Fujita Kenji, Masnoon Nashwa, Mach John, O'Donnell Lisa Kouladjian, Hilmer Sarah N
Departments of Clinical Pharmacology and Aged Care, Kolling Institute, Faculty of Medicine and Health, The University of Sydney and the Northern Sydney Local Health District, Sydney, NSW, Australia.
Camb Prism Precis Med. 2023 Mar 10;1:e22. doi: 10.1017/pcm.2023.10. eCollection 2023.

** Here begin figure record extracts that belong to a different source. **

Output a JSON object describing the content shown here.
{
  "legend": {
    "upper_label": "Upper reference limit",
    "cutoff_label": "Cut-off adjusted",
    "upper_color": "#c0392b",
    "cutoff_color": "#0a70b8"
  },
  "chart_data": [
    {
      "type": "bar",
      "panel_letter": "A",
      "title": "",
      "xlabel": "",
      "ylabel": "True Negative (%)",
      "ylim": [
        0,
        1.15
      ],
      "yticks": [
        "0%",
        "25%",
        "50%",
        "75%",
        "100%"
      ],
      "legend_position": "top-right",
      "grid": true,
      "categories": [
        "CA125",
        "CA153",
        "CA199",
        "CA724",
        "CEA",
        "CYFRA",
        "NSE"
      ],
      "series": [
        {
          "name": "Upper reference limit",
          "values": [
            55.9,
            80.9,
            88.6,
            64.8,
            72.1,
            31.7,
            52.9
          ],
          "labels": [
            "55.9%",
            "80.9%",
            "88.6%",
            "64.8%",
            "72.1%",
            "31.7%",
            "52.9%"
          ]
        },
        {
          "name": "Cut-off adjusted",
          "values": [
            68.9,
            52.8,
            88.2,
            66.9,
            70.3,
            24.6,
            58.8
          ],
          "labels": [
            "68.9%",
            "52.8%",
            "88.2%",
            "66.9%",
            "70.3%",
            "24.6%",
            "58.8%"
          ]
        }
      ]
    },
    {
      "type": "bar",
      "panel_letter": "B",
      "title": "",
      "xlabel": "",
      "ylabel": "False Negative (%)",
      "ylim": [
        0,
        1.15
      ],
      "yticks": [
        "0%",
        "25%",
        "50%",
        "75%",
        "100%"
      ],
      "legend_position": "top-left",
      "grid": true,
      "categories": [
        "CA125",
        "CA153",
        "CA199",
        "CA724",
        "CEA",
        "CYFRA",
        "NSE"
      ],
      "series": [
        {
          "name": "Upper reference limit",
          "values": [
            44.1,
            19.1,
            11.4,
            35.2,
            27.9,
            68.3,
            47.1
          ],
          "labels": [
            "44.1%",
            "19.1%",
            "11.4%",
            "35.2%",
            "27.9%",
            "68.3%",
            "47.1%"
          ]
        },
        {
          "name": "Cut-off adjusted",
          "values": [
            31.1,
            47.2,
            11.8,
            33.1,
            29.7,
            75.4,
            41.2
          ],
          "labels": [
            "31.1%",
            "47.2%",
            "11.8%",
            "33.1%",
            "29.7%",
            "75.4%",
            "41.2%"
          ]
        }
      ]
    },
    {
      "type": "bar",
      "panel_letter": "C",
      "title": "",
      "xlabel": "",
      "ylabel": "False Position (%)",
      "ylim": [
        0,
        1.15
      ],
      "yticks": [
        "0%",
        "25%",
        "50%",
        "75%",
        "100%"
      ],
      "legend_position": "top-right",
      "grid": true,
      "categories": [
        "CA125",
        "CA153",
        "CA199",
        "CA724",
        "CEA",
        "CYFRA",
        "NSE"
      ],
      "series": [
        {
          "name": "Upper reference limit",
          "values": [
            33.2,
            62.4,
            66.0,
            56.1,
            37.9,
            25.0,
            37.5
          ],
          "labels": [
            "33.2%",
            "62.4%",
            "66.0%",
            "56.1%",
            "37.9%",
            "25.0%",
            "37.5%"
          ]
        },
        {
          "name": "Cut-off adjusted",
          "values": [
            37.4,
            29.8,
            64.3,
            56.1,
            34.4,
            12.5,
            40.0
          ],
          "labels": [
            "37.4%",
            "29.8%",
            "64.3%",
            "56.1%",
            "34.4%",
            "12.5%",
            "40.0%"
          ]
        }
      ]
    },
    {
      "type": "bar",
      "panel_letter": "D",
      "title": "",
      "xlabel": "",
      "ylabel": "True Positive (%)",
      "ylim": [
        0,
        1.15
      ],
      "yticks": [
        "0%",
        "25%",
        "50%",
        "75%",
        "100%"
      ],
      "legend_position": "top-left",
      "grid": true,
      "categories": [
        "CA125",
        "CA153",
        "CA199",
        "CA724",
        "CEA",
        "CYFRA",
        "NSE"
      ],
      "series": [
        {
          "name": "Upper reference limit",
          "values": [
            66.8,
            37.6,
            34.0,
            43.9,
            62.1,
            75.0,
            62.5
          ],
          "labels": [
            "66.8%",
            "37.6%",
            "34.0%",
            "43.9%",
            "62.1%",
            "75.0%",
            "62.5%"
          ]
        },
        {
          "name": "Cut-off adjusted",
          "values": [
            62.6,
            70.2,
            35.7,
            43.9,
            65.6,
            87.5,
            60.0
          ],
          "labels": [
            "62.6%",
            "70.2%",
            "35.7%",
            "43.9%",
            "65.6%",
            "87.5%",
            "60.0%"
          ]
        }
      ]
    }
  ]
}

Precision medicine is an approach to maximise the effectiveness of disease treatment and prevention and minimise harm from medications by considering relevant demographic, clinical, genomic and environmental factors in making treatment decisions. Precision medicine is complex, even for decisions about single drugs for single diseases, as it requires expert consideration of multiple measurable factors that affect pharmacokinetics and pharmacodynamics, and many patient-specific variables. Given the increasing number of patients with multiple conditions and medications, there is a need to apply lessons learned from precision medicine in monotherapy and single disease management to optimise polypharmacy. However, precision medicine for optimisation of polypharmacy is particularly challenging because of the vast number of interacting factors that influence drug use and response. In this narrative review, we aim to provide and apply the latest research findings to achieve precision medicine in the context of polypharmacy. Specifically, this review aims to (1) summarise challenges in achieving precision medicine specific to polypharmacy; (2) synthesise the current approaches to precision medicine in polypharmacy; (3) provide a summary of the literature in the field of prediction of unknown drug-drug interactions (DDI) and (4) propose a novel approach to provide precision medicine for patients with polypharmacy. For our proposed model to be implemented in routine clinical practice, a comprehensive intervention bundle needs to be integrated into the electronic medical record using bioinformatic approaches on a wide range of data to predict the effects of polypharmacy regimens on an individual. In addition, clinicians need to be trained to interpret the results of data from sources including pharmacogenomic testing, DDI prediction and physiological-pharmacokinetic-pharmacodynamic modelling to inform their medication reviews. Future studies are needed to evaluate the efficacy of this model and to test generalisability so that it can be implemented at scale, aiming to improve outcomes in people with polypharmacy.
精准医学是一种通过在制定治疗决策时考虑相关的人口统计学、临床、基因组和环境因素,来最大化疾病治疗和预防效果并最小化药物伤害的方法。精准医学很复杂,即使是针对单一疾病的单一药物决策也是如此,因为它需要专家考虑影响药代动力学和药效动力学的多个可测量因素以及许多患者特异性变量。鉴于患有多种疾病并使用多种药物的患者数量不断增加,有必要将从精准医学在单药治疗和单一疾病管理中获得的经验教训应用于优化多药治疗。然而,由于影响药物使用和反应的相互作用因素众多,优化多药治疗的精准医学尤其具有挑战性。在这篇叙述性综述中,我们旨在提供并应用最新研究结果,以在多药治疗的背景下实现精准医学。具体而言,本综述旨在:(1)总结多药治疗中实现精准医学所特有的挑战;(2)综合多药治疗中精准医学的当前方法;(3)提供未知药物 - 药物相互作用(DDI)预测领域的文献综述;(4)提出一种为多药治疗患者提供精准医学的新方法。为了使我们提出的模型能够在常规临床实践中实施,需要使用生物信息学方法将一个综合干预包整合到电子病历中,利用广泛的数据来预测多药治疗方案对个体的影响。此外,临床医生需要接受培训,以解释来自包括药物基因组学检测、DDI预测和生理 - 药代动力学 - 药效动力学建模等来源的数据结果,为他们的用药评估提供依据。需要未来的研究来评估该模型的疗效并测试其普遍性,以便能够大规模实施,旨在改善多药治疗患者的治疗效果。